Sport- und Eventarena
Durch den Neubau in der Westkurve könnte das Hans-Walter-Wild Stadion laut Gruber zu einer Sport- und Eventarena aufgewertet werden. Eine Rasenheizung und ein verbessertes Drainage-System wollen die „Altstädter“ gleich mit einbauen. Das sei kein Luxus sondern mache das Stadion nicht nur für Fußball wesentlich länger nutzbar. Durch Verlegung des Rasens näher zur Tribüne und ein Heranrücken der Zuschauertribüne in der Westkurve an den Rasen, beides schlägt Jürgen Rank in seinem Konzept ebenfalls vor, sind die Zuschauer enger am Geschehen.

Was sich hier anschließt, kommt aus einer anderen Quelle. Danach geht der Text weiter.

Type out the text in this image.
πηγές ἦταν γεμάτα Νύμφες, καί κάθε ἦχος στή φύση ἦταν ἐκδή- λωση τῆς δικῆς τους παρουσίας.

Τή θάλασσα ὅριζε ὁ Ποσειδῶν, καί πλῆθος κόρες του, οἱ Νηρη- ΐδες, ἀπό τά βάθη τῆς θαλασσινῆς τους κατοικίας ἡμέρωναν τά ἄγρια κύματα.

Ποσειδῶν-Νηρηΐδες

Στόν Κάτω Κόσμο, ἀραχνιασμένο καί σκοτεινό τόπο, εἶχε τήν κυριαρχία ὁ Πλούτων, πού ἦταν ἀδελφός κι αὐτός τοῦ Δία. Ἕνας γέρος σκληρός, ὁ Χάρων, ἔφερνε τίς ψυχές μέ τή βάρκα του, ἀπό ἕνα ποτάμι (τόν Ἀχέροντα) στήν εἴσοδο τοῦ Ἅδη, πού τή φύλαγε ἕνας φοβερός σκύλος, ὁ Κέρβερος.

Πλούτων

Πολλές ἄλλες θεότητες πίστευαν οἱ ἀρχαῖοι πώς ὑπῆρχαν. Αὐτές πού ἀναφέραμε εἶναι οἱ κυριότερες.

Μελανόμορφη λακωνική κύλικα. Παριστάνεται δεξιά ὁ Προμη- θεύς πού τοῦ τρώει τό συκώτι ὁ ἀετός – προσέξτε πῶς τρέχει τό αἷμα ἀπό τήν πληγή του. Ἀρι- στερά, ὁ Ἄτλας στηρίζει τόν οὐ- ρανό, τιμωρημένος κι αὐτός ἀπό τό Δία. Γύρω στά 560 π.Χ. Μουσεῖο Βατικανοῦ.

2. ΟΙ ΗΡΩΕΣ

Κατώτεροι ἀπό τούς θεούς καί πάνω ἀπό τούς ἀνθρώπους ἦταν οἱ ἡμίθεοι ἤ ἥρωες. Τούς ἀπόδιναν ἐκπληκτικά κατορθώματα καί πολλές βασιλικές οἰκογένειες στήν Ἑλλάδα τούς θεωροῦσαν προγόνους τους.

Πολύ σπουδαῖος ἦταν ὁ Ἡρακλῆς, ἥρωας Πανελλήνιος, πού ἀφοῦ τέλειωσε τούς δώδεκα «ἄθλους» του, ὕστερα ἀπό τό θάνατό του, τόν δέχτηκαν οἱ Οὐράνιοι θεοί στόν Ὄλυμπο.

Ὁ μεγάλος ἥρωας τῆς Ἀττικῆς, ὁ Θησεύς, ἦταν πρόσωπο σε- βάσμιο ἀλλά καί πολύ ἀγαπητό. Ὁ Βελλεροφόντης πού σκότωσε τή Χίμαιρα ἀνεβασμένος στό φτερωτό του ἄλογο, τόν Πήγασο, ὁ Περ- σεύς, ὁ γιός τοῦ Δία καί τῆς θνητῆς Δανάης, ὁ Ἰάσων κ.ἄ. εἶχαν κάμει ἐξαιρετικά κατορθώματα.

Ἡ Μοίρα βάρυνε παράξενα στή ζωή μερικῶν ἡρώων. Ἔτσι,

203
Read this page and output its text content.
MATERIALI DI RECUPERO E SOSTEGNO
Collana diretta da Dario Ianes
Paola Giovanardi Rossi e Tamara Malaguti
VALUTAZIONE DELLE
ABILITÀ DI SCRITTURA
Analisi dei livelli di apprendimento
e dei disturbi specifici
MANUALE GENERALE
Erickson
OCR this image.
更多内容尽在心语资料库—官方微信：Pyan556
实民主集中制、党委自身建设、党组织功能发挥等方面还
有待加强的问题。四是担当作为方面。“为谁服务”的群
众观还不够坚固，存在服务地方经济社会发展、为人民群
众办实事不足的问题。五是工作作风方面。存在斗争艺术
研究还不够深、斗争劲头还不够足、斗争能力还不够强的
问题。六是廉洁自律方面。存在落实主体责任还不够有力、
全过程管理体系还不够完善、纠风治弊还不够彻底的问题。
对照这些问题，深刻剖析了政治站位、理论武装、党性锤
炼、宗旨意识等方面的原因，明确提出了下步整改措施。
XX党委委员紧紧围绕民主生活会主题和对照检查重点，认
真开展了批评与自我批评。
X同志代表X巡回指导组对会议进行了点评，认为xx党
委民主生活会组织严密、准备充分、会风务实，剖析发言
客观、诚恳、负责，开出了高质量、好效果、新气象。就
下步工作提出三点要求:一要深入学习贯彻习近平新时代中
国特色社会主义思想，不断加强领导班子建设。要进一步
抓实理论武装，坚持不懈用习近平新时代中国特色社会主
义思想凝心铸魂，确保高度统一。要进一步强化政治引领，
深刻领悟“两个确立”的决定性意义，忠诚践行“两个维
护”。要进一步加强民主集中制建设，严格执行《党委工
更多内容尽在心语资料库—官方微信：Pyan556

Gruber: „Eine Sport- und Kulturstadt wie Bayreuth braucht eine solche Arena, um im Wettbewerb mit anderen Städten konkurrieren zu können. Freiluft-Sportveranstaltungen und Konzerte werden unter den derzeitigen Umständen jedenfalls nicht mehr zu realisieren sein.“
Kongresszentrum: Keine Parallelen
Jetzt sieht Gruber die Stadt am Zug: Die müsse erklären, wie sie einem Mietmodell gegenüber stehe und welchen Anforderungen die Halle genügen solle. Eine Parallele zum viel diskutierten Kongresszentrum zu ziehen, das ebenfalls privat finanziert und an die Stadt vermietet werden soll, hält der Vorstandsvorsitzende für verfehlt. Während bei dem Projekt Kongresszentrum über den Bedarf diskutiert werden, stehe der bei einer neuen und zusätzlichen Sporthalle außer Frage.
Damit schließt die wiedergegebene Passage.